Tales of Us, two years in gestation, was recorded in the English countryside, and it sounds like it.

You can practically hear the fog rolling through the moonlit hills. The album digs deep into an idealized concept of English folk, full of lilting melodies that could have been taken from ancient songs (or just a Renaissance fair) and production so subtle sometimes it feels like there’s nothing beyond acoustic guitar, some strings, and Alison Goldfrapp’s typically haunting vocals. When that formula works, it’s uncommonly haunting– second single “Annabel” has an icy mist hanging over it, and Goldfrapp proves more than effective in one of the more arresting moments on the album.

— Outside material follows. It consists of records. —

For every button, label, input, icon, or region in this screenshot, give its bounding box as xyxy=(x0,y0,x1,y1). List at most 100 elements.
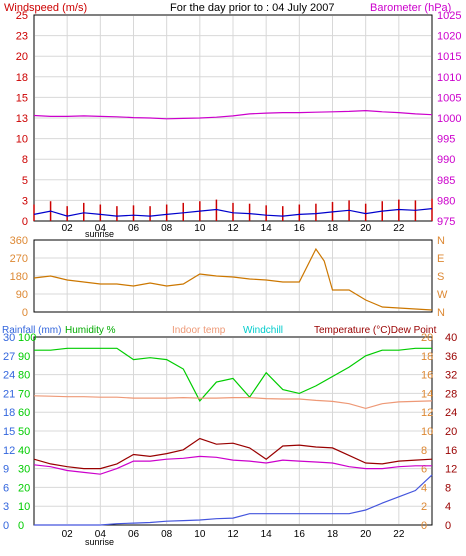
p1-right-tick: 1020 xyxy=(437,31,461,43)
sunrise-label-bottom: sunrise xyxy=(85,537,114,547)
p1-left-tick: 10 xyxy=(16,134,28,146)
x-tick-bottom: 18 xyxy=(327,529,339,540)
x-tick-top: 22 xyxy=(393,223,405,234)
p3-axis-tick: 16 xyxy=(445,445,457,457)
wind-direction-line xyxy=(33,247,433,311)
p3-axis-tick: 50 xyxy=(18,426,30,438)
p3-axis-tick: 21 xyxy=(3,388,15,400)
p3-axis-tick: 40 xyxy=(18,445,30,457)
p1-left-tick: 18 xyxy=(16,72,28,84)
series-1 xyxy=(33,395,433,410)
p3-axis-tick: 18 xyxy=(421,351,433,363)
x-tick-top: 20 xyxy=(360,223,372,234)
windspeed-label: Windspeed (m/s) xyxy=(4,2,87,14)
x-tick-bottom: 02 xyxy=(62,529,74,540)
barometer-line xyxy=(33,109,433,120)
p2-right-tick: S xyxy=(437,271,444,283)
x-tick-bottom: 08 xyxy=(161,529,173,540)
p3-axis-tick: 12 xyxy=(445,464,457,476)
x-tick-top: 06 xyxy=(128,223,140,234)
x-tick-top: 16 xyxy=(294,223,306,234)
panel-3-ticks: 0369121518212427300102030405060708090100… xyxy=(3,332,457,532)
p1-right-tick: 995 xyxy=(437,134,455,146)
p3-axis-tick: 8 xyxy=(445,482,451,494)
p3-axis-tick: 14 xyxy=(421,388,433,400)
p1-left-tick: 3 xyxy=(22,195,28,207)
sunrise-label-top: sunrise xyxy=(85,229,114,239)
p1-right-tick: 1025 xyxy=(437,10,461,22)
p3-axis-tick: 27 xyxy=(3,351,15,363)
p3-axis-tick: 12 xyxy=(421,407,433,419)
x-tick-bottom: 10 xyxy=(194,529,206,540)
legend-rainfall: Rainfall (mm) xyxy=(2,325,61,336)
legend-temperature-dewpoint: Temperature (°C)Dew Point xyxy=(314,325,437,336)
x-tick-bottom: 04 xyxy=(95,529,107,540)
x-tick-bottom: 06 xyxy=(128,529,140,540)
p3-axis-tick: 16 xyxy=(421,370,433,382)
p3-axis-tick: 30 xyxy=(3,332,15,344)
x-tick-top: 10 xyxy=(194,223,206,234)
p2-left-tick: 90 xyxy=(16,289,28,301)
p3-axis-tick: 9 xyxy=(3,464,9,476)
p1-right-tick: 1005 xyxy=(437,92,461,104)
p3-axis-tick: 90 xyxy=(18,351,30,363)
x-tick-top: 08 xyxy=(161,223,173,234)
p2-left-tick: 360 xyxy=(10,235,28,247)
x-tick-bottom: 20 xyxy=(360,529,372,540)
p3-axis-tick: 2 xyxy=(421,501,427,513)
p1-left-tick: 0 xyxy=(22,216,28,228)
p1-right-tick: 975 xyxy=(437,216,455,228)
p3-axis-tick: 20 xyxy=(18,482,30,494)
p3-axis-tick: 12 xyxy=(3,445,15,457)
p3-axis-tick: 0 xyxy=(445,520,451,532)
p1-left-tick: 20 xyxy=(16,51,28,63)
p3-axis-tick: 4 xyxy=(421,482,427,494)
p1-right-tick: 985 xyxy=(437,175,455,187)
p3-axis-tick: 6 xyxy=(3,482,9,494)
x-tick-top: 18 xyxy=(327,223,339,234)
x-tick-top: 04 xyxy=(95,223,107,234)
x-tick-bottom: 14 xyxy=(261,529,273,540)
p3-axis-tick: 30 xyxy=(18,464,30,476)
p3-axis-tick: 100 xyxy=(18,332,36,344)
p1-right-tick: 980 xyxy=(437,195,455,207)
p3-axis-tick: 32 xyxy=(445,370,457,382)
series-3 xyxy=(33,455,432,475)
p3-axis-tick: 24 xyxy=(3,370,15,382)
p1-right-tick: 990 xyxy=(437,154,455,166)
p3-axis-tick: 70 xyxy=(18,388,30,400)
p3-axis-tick: 24 xyxy=(445,407,457,419)
series-4 xyxy=(34,474,433,526)
p1-left-tick: 13 xyxy=(16,113,28,125)
p3-axis-tick: 36 xyxy=(445,351,457,363)
p2-left-tick: 0 xyxy=(22,307,28,319)
p1-left-tick: 8 xyxy=(22,154,28,166)
x-tick-top: 12 xyxy=(227,223,239,234)
p3-axis-tick: 10 xyxy=(421,426,433,438)
p3-axis-tick: 8 xyxy=(421,445,427,457)
legend-windchill: Windchill xyxy=(243,325,283,336)
p1-right-tick: 1000 xyxy=(437,113,461,125)
p3-axis-tick: 60 xyxy=(18,407,30,419)
p2-right-tick: N xyxy=(437,235,445,247)
p3-axis-tick: 18 xyxy=(3,407,15,419)
p2-left-tick: 180 xyxy=(10,271,28,283)
p3-axis-tick: 3 xyxy=(3,501,9,513)
p2-left-tick: 270 xyxy=(10,253,28,265)
p3-axis-tick: 20 xyxy=(421,332,433,344)
p3-axis-tick: 0 xyxy=(421,520,427,532)
windspeed-line xyxy=(33,208,433,217)
p3-axis-tick: 28 xyxy=(445,388,457,400)
x-tick-bottom: 16 xyxy=(294,529,306,540)
series-layer xyxy=(33,109,433,526)
series-2 xyxy=(33,437,433,470)
x-axis-ticks: 02 02 04 04 06 06 08 08 10 10 12 12 14 14 16 16 18 18 20 20… xyxy=(62,223,405,540)
p2-right-tick: W xyxy=(437,289,448,301)
p3-axis-tick: 80 xyxy=(18,370,30,382)
chart-title: For the day prior to : 04 July 2007 xyxy=(170,2,334,14)
p1-left-tick: 25 xyxy=(16,10,28,22)
p2-right-tick: E xyxy=(437,253,444,265)
x-tick-bottom: 12 xyxy=(227,529,239,540)
x-tick-top: 02 xyxy=(62,223,74,234)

Her voice is more affected than it’s ever been on Tales of Us; she’s dead serious all the time. The sexuality of “Strict Machine” and the sly humour of “Rocket” are gone, and instead she intones with a cold and artificial mannerism, like she’s reading off a book of old plays. That mood isn’t lifted by the lyrics. Every song refers to a different character in some imagined universe, but the inherent melodrama is only exacerbated by the dead-serious delivery; it has all the emotional impact of a soap opera.

Of course, Goldfrapp have always been a band you could enjoy as much for aesthetics as lyrical content.

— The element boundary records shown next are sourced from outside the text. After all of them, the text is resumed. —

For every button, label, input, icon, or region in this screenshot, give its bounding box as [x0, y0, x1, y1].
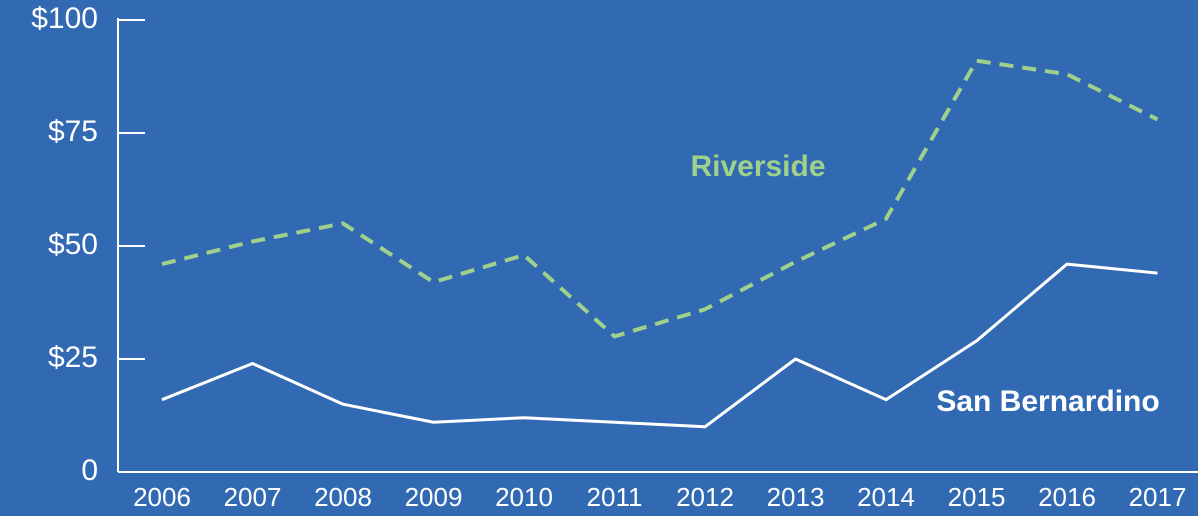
x-tick-label: 2010 — [495, 482, 553, 512]
y-tick-label: $75 — [48, 115, 98, 148]
x-tick-label: 2016 — [1038, 482, 1096, 512]
x-tick-label: 2013 — [767, 482, 825, 512]
x-tick-label: 2007 — [224, 482, 282, 512]
x-tick-label: 2009 — [405, 482, 463, 512]
x-tick-label: 2011 — [587, 482, 643, 512]
y-tick-label: $25 — [48, 341, 98, 374]
y-tick-label: $100 — [31, 2, 98, 35]
series-label: San Bernardino — [936, 385, 1159, 418]
series-label: Riverside — [690, 150, 825, 183]
y-tick-label: $50 — [48, 228, 98, 261]
x-tick-label: 2012 — [676, 482, 734, 512]
x-tick-label: 2014 — [857, 482, 915, 512]
series-line — [161, 262, 1158, 429]
x-tick-label: 2015 — [948, 482, 1006, 512]
x-tick-label: 2008 — [314, 482, 372, 512]
x-tick-label: 2017 — [1129, 482, 1187, 512]
x-tick-label: 2006 — [133, 482, 191, 512]
series-line — [161, 58, 1159, 339]
y-tick-label: 0 — [81, 454, 98, 487]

And Tales of Us is certainly pretty on its own terms, though the songs are bare bones and aren’t placid enough to achieve the attractive wintry drift of, say, Grouper. It’s not as if the LP doesn’t have its moments: on “Alvar,” subtle electronics turn the chorus into a gorgeous smear of melody, and on first single “Drew,” her anxious vocals are riveting, especially against the unsettling backdrop of quick, fingerpicked guitar and sweeping strings. These are glimpses of the typical Goldfrapp genius, but now they’re mere flashes rather than tangible entities.

Admittedly, with a few exceptions, it’s hard to find fault with many of these tracks. A few of them, like “Simone”, are simply unmemorable, but each one has its redeeming qualities. In fact, almost any of these songs would sound beautiful on their own, or make a perfect reflective interlude on any of the band’s previous albums. But presented as a whole, Tales of Us is a dreary blur of folky pretense– from a group that’s been through so many phases, one that lacks this much imagination is almost unforgivable. Diehard fans of Goldfrapp will no doubt find something to love here, but for the rest of us, it’s a thin record that doesn’t do much to prop up its skeletal frame.